Jesus Worshiper will be known to many of you as the band that gave us the hugely popular rock worship song 'Living Sacrifice' which is from their debut CD 'Foolish Things'. It has been a long time coming, but the Los Angeles based rock worship band just released their fourth full-length album, which is titled 'Savior Of The Weak'.
JW looked to Scott Silletta of Plankeye, Fanmail and the Franchise frontman fame, to record and produce their first full-length album entitled Foolish-Things. The demand for their music eventually grew into another go at a full-length studio album 2 years later. Once again Mr. Silletta recorded and produced for JW and the result was Seven Star Day… Fast-forward 6 years later, turning to Shayne Kaurin to record and Scott Silletta to produce "Savior of the Weak," released March 2013.
'Savior of the Weak' opens the album up with a bang, taking on the rock worship sound, the band sing on 'Dying in My Place' with such heart that it really brings the band back with a massive 'hello we are Jesus-Worshiper and we're bigger and better than before', figuratively speaking. It's a great opener. The songs sounds fuller than the band's previous albums, thrown on top of them is synth work that isn't over powering but adds a slightly modern rock that just adds an exciting groove to it.
Musically, every convention of rock worship music is present. Guitar licks with slight distortion and a metric ton of delay? Got it! Over-laid with synth? Got it! Driving drums that build into every chorus? You bet-cha! And the list goes on. The musicianship Jesus-Worshiper exhibits is refined and obviously suited to the work. The production feels very sanitary, in typical Scott Silletta fashion, with arrangements that never overpower their primary elements and any rough edges pruned into oblivion. The parts contributed serve the songs they inhabit, and overall the presentation is clean and balanced.
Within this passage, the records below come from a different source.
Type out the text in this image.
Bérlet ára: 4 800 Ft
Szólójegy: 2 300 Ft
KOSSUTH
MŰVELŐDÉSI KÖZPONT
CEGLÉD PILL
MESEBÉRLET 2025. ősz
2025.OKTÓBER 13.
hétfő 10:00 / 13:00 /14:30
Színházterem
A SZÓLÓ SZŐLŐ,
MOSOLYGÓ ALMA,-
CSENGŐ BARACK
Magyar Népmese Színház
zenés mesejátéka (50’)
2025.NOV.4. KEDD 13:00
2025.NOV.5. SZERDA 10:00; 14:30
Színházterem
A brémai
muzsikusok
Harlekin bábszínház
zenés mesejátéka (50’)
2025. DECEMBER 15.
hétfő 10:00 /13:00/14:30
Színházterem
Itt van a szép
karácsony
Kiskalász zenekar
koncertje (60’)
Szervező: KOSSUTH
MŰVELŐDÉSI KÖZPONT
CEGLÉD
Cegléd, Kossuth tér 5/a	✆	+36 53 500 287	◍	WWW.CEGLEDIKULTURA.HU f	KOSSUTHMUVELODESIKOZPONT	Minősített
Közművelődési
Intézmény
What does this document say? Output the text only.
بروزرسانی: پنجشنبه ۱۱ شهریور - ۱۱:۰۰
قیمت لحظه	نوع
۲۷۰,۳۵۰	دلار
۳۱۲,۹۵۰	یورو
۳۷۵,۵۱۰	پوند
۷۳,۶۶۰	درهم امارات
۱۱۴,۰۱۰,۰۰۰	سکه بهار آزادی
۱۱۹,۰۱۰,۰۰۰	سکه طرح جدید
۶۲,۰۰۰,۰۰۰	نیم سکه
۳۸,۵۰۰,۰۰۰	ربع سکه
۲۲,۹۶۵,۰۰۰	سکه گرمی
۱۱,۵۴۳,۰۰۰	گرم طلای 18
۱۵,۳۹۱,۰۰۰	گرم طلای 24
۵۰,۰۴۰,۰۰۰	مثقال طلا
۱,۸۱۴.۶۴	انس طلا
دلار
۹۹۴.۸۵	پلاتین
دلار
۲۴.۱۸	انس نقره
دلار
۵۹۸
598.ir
"Savior of the Weak" is an impressive step outside of the usual JW verse-chorus format. Many have called "Savior of the Weak" JW's best album that they have released. The songs are lyrically much more mature, with content touching on such themes as self-examination, failure and redemption, and the human condition.
Musically, their sound has evolved into something much more heavy since their first album. They have taken to drop tuning for a more aggressive feel and have utilized more screams throughout their songs. JW has also managed to keep true to their name and continue to write original worship anthems for a generation in need of praise music with an edge.